Ghana : Le projet de loi criminalisant la promotion de l’homosexualité de nouveau à l’étude

Afrique

Examiné une première fois le 2 août dernier, le texte est intitulé « défense des valeurs sexuelles et familiales ghanéennes dites appropriées ». La commission parlementaire chargée d’étudier la proposition a repris lundi 29 novembre ses auditions. Une centaine de personnalités ont commencé à donner leur avis, les mêmes qui ont déjà déposé un mémorandum sur ce sujet.

Le 11 novembre, les premières auditions avaient été suspendues le même jour faute de temps. Pas d’empêchement cette fois-ci, mais toujours pas de consensus. Pour les promoteurs du texte, cette proposition est nécessaire pour aider les personnes LGBT à « se convertir » à l’hétérosexualité. Pour ses détracteurs, ce projet n’a pas lieu d’être car la loi ghanéenne criminalise déjà l’homosexualité.

Mais pour l’avocat conservateur Moses Fo-Amoaning, la loi ne va pas assez loin. Pas d’encadrement par exemple du soutien financier à la cause LGBT. Selon lui, des sympathisants auraient profité de cette faille pour financer à la hauteur de 80 000 dollars la création d’un nouveau centre d’accueil.

Le précédent a été fermé en février par les autorités, accusé, justement, de promouvoir l’homosexualité. Ce que dément Alex Kofi Donkor, directeur de l’ONG LGBT+ Rights Ghana.

« Monter les Ghanéens contre nous »

« L’une des raisons qui nous a poussés à créer ce centre c’était le besoin des personnes LGBT de se retrouver, d’apprendre et de grandir ensemble, tout en dénonçant le statu quo qui perpétue toutes formes de discrimination. Mais notre démarche a été instrumentalisée par des groupes anti-LGBT qui n’ont cessé de monter les Ghanéens contre nous, notamment en diffusant de fausses informations sur les raisons pour lesquelles nous avons créé cet espace. »

Pour le directeur de l’ONG LGBT+ Rights Ghana, il n’y a aucun doute : si la proposition de loi est votée en l’état, cela aggravera l’homophobie et les discriminations contre les minorités sexuelles, et pourrait donner un mauvais exemple à d’autres pays de la région.

« Ce qui va sortir du parlement sera quelque chose qui sera profondément démocratique »

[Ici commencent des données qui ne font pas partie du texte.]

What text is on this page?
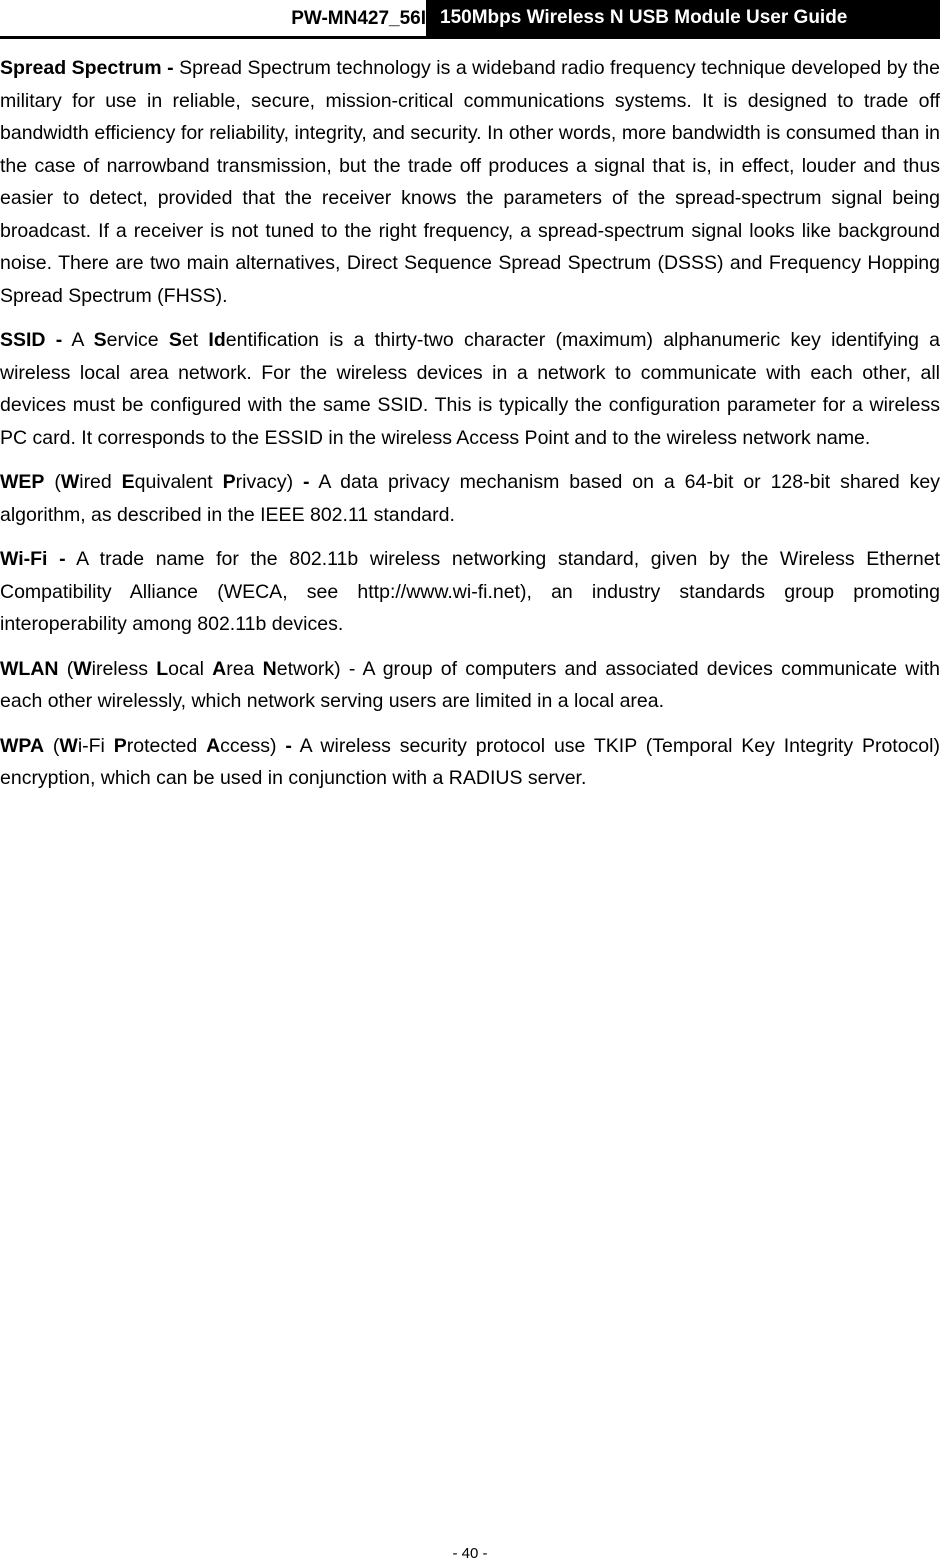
PW-MN427_56I 150Mbps Wireless N USB Module User Guide

Spread Spectrum - Spread Spectrum technology is a wideband radio frequency technique developed by the military for use in reliable, secure, mission-critical communications systems. It is designed to trade off bandwidth efficiency for reliability, integrity, and security. In other words, more bandwidth is consumed than in the case of narrowband transmission, but the trade off produces a signal that is, in effect, louder and thus easier to detect, provided that the receiver knows the parameters of the spread-spectrum signal being broadcast. If a receiver is not tuned to the right frequency, a spread-spectrum signal looks like background noise. There are two main alternatives, Direct Sequence Spread Spectrum (DSSS) and Frequency Hopping Spread Spectrum (FHSS).

SSID - A Service Set Identification is a thirty-two character (maximum) alphanumeric key identifying a wireless local area network. For the wireless devices in a network to communicate with each other, all devices must be configured with the same SSID. This is typically the configuration parameter for a wireless PC card. It corresponds to the ESSID in the wireless Access Point and to the wireless network name.

WEP (Wired Equivalent Privacy) - A data privacy mechanism based on a 64-bit or 128-bit shared key algorithm, as described in the IEEE 802.11 standard.

Wi-Fi - A trade name for the 802.11b wireless networking standard, given by the Wireless Ethernet Compatibility Alliance (WECA, see http://www.wi-fi.net), an industry standards group promoting interoperability among 802.11b devices.

WLAN (Wireless Local Area Network) - A group of computers and associated devices communicate with each other wirelessly, which network serving users are limited in a local area.

WPA (Wi-Fi Protected Access) - A wireless security protocol use TKIP (Temporal Key Integrity Protocol) encryption, which can be used in conjunction with a RADIUS server.

- 40 -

Comment défendre les droits des citoyens LGBT sans être accusé de faire la promotion d’une orientation sexuelle ? Cette question sensible revient souvent dans le débat sur l’homosexualité en Afrique. Et le Ghana n’est pas une exception, explique Anne-Sophie Avé, l’ambassadrice de France au Ghana, qui estime que, Paris n’a pas à s’exprimer sur une affaire « interne ».

Nous, on essaye d’aider les associations militantes ghanéennes à se structurer, à parler avec les parlementaires, on les aide à avoir des conseils juridiques, à être plus armé de pouvoir défendre de façon plus stratégique leurs positions ; pour essayer de tordre le cou à cette idée que ce qu’elles souhaiteraient c’est de faire du prosélytisme. Donc il faut sans doute qu’elles adaptent leur discours pour montrer « mais non, ce que nous souhaitons c’est de ne ne pas être discriminé, ce que nous souhaitons c’est ne pas nous voir interdire un accès à un logement, ou accès à un emploi au motif que nous serions de cette communauté. » Il y a eu 140 mémorandums qui ont été déposés, au Ghana, n’importe qui peut déposer un mémorandum. Il y a peu de pays dans lesquels la commission chargée d’étudier la proposition de loi a l’obligation de recevoir officiellement toutes les contributions de tous les lobbies. Ce qui va sortir du Parlement sera quelque chose qui sera profondément démocratique et qui correspondra au sentiment profond de Ghanéens. Aujourd’hui, seuls s’expriment les extrêmes de chaque côté.